The end of the game was not without some controversy as Iowa believed Kris Murray was fouled with about a minute remaining in a then-three-point game by Richmond's Matt Grace. Instead, Grace was credited with a block despite appearing to hit Murray's elbow.

"I have not seen the replay. I remember Kris' reaction, which was I think pretty dramatic," Iowa coach Fran McCaffrey said. "It was upsetting for him. I feel bad for him. He is a pretty good shooter. He is typically not going to shoot and miss by that much many that situation, but, again, it's on the other side of the floor, so I think it would be inappropriate for me to say, 'Oh, it was a terrible call.' I'm 45 feet away from it, so I'll just defer to the official on that."

The Big Ten tournament champion has lost its opening NCAA tournament game only twice -- Michigan State in 2016 and Iowa in 2006, per research by ESPN Stats & Information.
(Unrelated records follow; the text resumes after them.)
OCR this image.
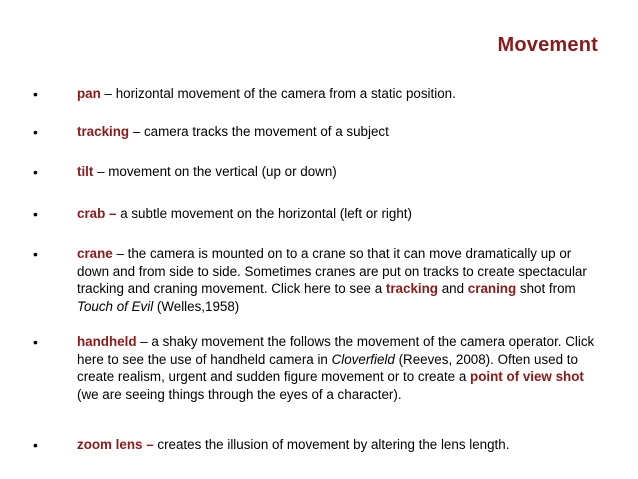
Movement
•	pan – horizontal movement of the camera from a static position.
•	tracking – camera tracks the movement of a subject
•	tilt – movement on the vertical (up or down)
•	crab – a subtle movement on the horizontal (left or right)
•	crane – the camera is mounted on to a crane so that it can move dramatically up or down and from side to side. Sometimes cranes are put on tracks to create spectacular tracking and craning movement. Click here to see a tracking and craning shot from Touch of Evil (Welles,1958)
•	handheld – a shaky movement the follows the movement of the camera operator. Click here to see the use of handheld camera in Cloverfield (Reeves, 2008). Often used to create realism, urgent and sudden figure movement or to create a point of view shot (we are seeing things through the eyes of a character).
•	zoom lens – creates the illusion of movement by altering the lens length.
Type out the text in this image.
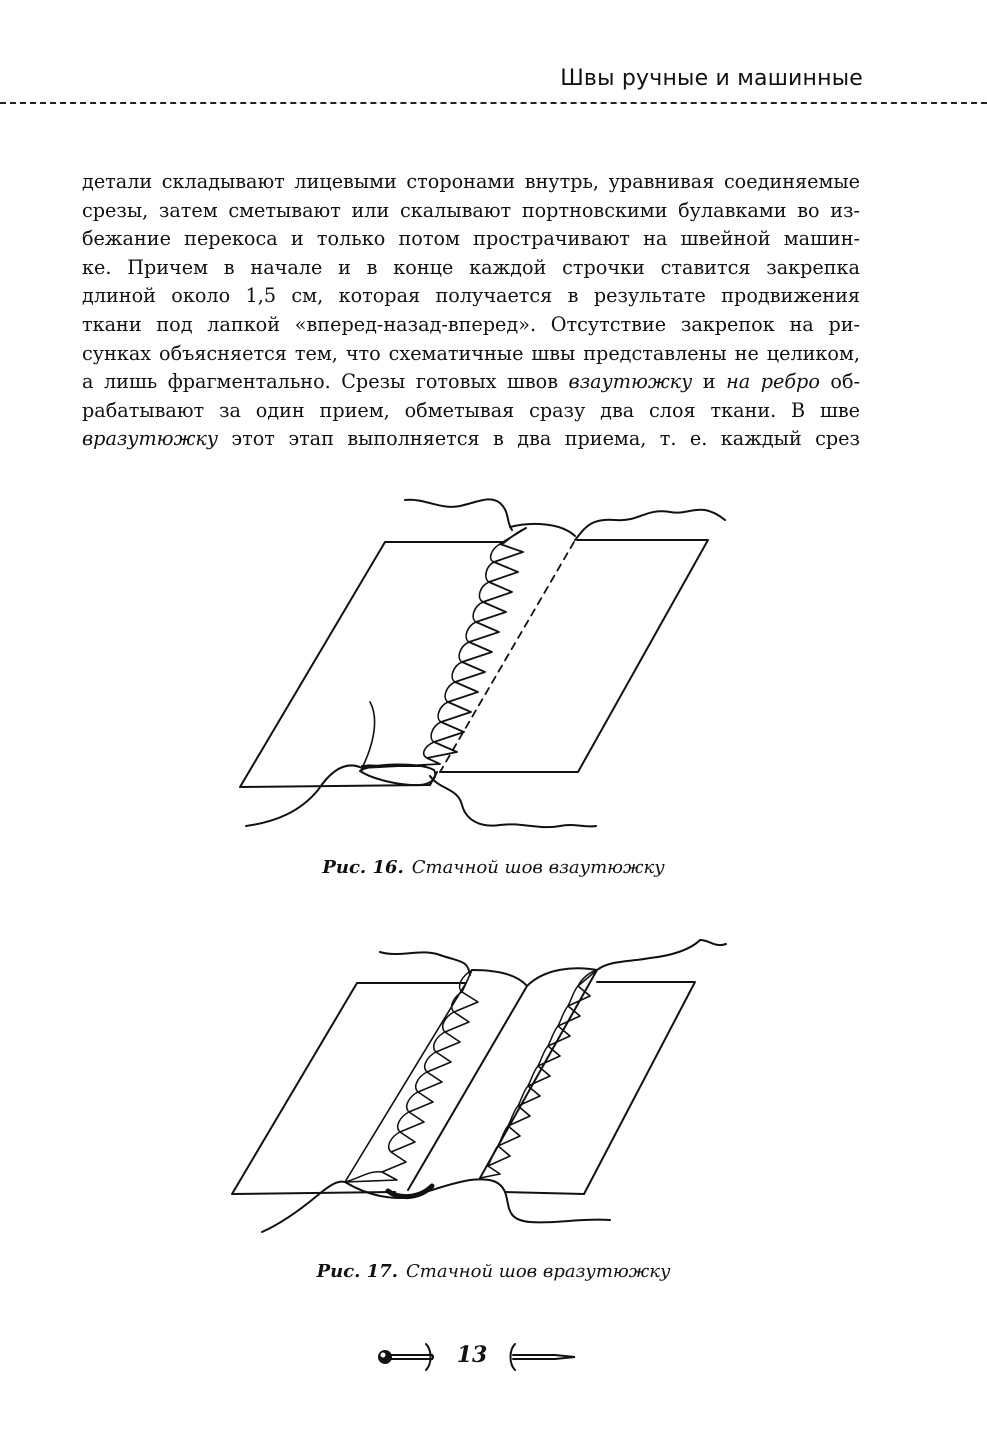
Швы ручные и машинные
детали складывают лицевыми сторонами внутрь, уравнивая соединяемые
срезы, затем сметывают или скалывают портновскими булавками во из-
бежание перекоса и только потом прострачивают на швейной машин-
ке. Причем в начале и в конце каждой строчки ставится закрепка
длиной около 1,5 см, которая получается в результате продвижения
ткани под лапкой «вперед-назад-вперед». Отсутствие закрепок на ри-
сунках объясняется тем, что схематичные швы представлены не целиком,
а лишь фрагментально. Срезы готовых швов взаутюжку и на ребро об-
рабатывают за один прием, обметывая сразу два слоя ткани. В шве
вразутюжку этот этап выполняется в два приема, т. е. каждый срез
Рис. 16. Стачной шов взаутюжку
Рис. 17. Стачной шов вразутюжку
13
McCaffery drops to 4-6 in NCAA tournament games -- the worst tournament win percentage while at a Big Ten school (among 35 coaches with more than five NCAA tournament games coached).

"The game was really physical. Normally we get to the free-throw line more often," McCaffrey said. "Typically, we expect to shoot more than two free-throws in the second half, especially the way we were driving the ball. Defensively, we were not where we needed to be. We were OK at times. We had a couple of stretches where we were getting consecutive stops. We didn't get them when we really needed them. ... I think in a situation like this, you have to give respect to your opponent."

The Associated Press contributed to this report.